There’s so much bad argument out there but disagreement is needed. Disagreement is our way of thinking collaboratively and can unite people. Your emotions will be tied to your point as we think with emotions. Emotions will be key in driving us to better answers and arguments. Conflict isn’t often about facts but the state of your relationships. If there’s no good relationship, you cannot have a rational argument.
Some cultures consider more context whenever having discussions. But, with western cultures, it is much more direct given the diverse culture. The more people are willing to speak up, the more disagreements will happen. Online, it’s bad to disagree with people as context is harder to grasp.
Conflict can strengthen your knowledge and relationships. Disagreements cause stress on relationships but this brings strength. Research shows issues get resolved quicker during heated arguments. This is because you get to see what the person thinks about things.
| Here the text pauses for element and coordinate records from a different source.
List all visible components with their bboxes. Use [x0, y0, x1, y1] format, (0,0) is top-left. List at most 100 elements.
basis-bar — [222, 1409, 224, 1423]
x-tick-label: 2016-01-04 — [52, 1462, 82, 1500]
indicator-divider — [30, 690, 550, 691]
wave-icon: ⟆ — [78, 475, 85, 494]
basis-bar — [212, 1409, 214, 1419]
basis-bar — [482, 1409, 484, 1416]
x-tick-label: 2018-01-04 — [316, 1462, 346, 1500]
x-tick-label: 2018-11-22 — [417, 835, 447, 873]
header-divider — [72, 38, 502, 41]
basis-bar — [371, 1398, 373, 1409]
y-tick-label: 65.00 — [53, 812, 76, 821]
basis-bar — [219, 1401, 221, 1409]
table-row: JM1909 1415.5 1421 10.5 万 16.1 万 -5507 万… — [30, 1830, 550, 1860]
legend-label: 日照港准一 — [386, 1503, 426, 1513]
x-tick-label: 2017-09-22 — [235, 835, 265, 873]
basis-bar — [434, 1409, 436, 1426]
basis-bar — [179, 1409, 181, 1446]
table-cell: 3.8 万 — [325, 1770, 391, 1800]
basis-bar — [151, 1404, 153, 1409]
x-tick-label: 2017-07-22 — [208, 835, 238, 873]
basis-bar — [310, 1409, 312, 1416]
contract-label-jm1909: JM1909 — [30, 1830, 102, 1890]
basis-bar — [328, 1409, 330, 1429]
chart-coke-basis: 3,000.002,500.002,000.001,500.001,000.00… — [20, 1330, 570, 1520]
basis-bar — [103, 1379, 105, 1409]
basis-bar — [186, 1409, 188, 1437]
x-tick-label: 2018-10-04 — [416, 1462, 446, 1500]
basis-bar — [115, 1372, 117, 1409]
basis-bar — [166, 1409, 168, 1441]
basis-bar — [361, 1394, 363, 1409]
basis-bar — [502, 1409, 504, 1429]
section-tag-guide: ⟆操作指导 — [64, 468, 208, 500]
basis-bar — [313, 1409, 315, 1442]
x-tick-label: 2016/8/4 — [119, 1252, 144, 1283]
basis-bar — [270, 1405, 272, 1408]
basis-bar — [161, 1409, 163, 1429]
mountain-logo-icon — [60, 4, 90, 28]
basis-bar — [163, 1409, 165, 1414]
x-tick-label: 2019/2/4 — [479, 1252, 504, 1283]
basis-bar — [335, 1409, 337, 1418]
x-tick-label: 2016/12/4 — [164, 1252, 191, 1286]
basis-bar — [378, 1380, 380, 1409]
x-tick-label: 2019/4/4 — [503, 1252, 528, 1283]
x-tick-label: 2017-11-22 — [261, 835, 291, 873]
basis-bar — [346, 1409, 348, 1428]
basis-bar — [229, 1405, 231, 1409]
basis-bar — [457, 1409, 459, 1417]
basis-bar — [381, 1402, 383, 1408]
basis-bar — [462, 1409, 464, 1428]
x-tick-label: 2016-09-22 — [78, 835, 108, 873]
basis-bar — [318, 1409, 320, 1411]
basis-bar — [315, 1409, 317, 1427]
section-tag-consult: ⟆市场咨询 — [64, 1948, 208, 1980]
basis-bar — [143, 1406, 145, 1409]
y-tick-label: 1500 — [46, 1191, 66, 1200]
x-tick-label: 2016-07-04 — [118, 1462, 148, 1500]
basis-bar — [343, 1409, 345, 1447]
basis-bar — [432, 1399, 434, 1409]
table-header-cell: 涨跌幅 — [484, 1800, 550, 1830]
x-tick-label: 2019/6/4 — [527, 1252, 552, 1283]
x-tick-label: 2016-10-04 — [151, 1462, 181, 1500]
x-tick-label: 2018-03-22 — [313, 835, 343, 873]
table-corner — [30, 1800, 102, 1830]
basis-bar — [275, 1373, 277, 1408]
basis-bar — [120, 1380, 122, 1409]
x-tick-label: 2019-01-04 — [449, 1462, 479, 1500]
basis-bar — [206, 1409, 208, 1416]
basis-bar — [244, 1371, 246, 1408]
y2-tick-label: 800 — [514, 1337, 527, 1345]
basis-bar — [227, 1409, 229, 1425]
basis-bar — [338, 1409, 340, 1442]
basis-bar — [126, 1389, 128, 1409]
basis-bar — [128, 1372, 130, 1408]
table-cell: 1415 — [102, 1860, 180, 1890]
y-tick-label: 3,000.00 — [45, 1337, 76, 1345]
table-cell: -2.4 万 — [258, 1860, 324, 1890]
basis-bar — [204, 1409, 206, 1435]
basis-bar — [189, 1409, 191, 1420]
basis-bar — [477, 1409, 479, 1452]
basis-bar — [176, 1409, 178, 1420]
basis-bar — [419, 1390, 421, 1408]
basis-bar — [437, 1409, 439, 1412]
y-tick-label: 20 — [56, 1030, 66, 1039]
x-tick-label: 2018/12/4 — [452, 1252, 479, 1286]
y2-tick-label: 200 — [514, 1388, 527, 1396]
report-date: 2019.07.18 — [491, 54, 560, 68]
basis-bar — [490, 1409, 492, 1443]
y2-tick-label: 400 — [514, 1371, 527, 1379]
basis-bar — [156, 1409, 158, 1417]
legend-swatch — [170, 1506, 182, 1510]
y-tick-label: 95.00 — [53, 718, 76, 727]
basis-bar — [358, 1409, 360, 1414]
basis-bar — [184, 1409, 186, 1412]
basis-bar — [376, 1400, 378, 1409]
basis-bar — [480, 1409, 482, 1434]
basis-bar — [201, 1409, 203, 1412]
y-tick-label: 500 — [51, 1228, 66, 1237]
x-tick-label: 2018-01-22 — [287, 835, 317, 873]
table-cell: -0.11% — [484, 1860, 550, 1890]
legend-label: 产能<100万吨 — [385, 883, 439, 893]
If you don’t know people’s strong opinions, you don’t truly know them. You better know this person quickly if you want a long-term relationship. Avoiding disagreements, they may be expressed passive-aggressively. Then, disagreements should not be seen as high-stakes but normal.
Very productive disagreements occur when you’re emotionally invested. This is because you’ll be working harder to come up with reasons. Know that disagreements are not about winning but about discovering. It’s not about one person being right but both people concluding.
Disagreements go wrong when you ignore creating a good relationship. Make sure you settle the person down first and make them more secure. People are not going to have a good disagreement if they feel insecure. Then, you need to give the other person freedom and your interest. Don’t force a person to speak up on a disagreement or show no interest. The worst problem in disagreements is it becomes a power struggle.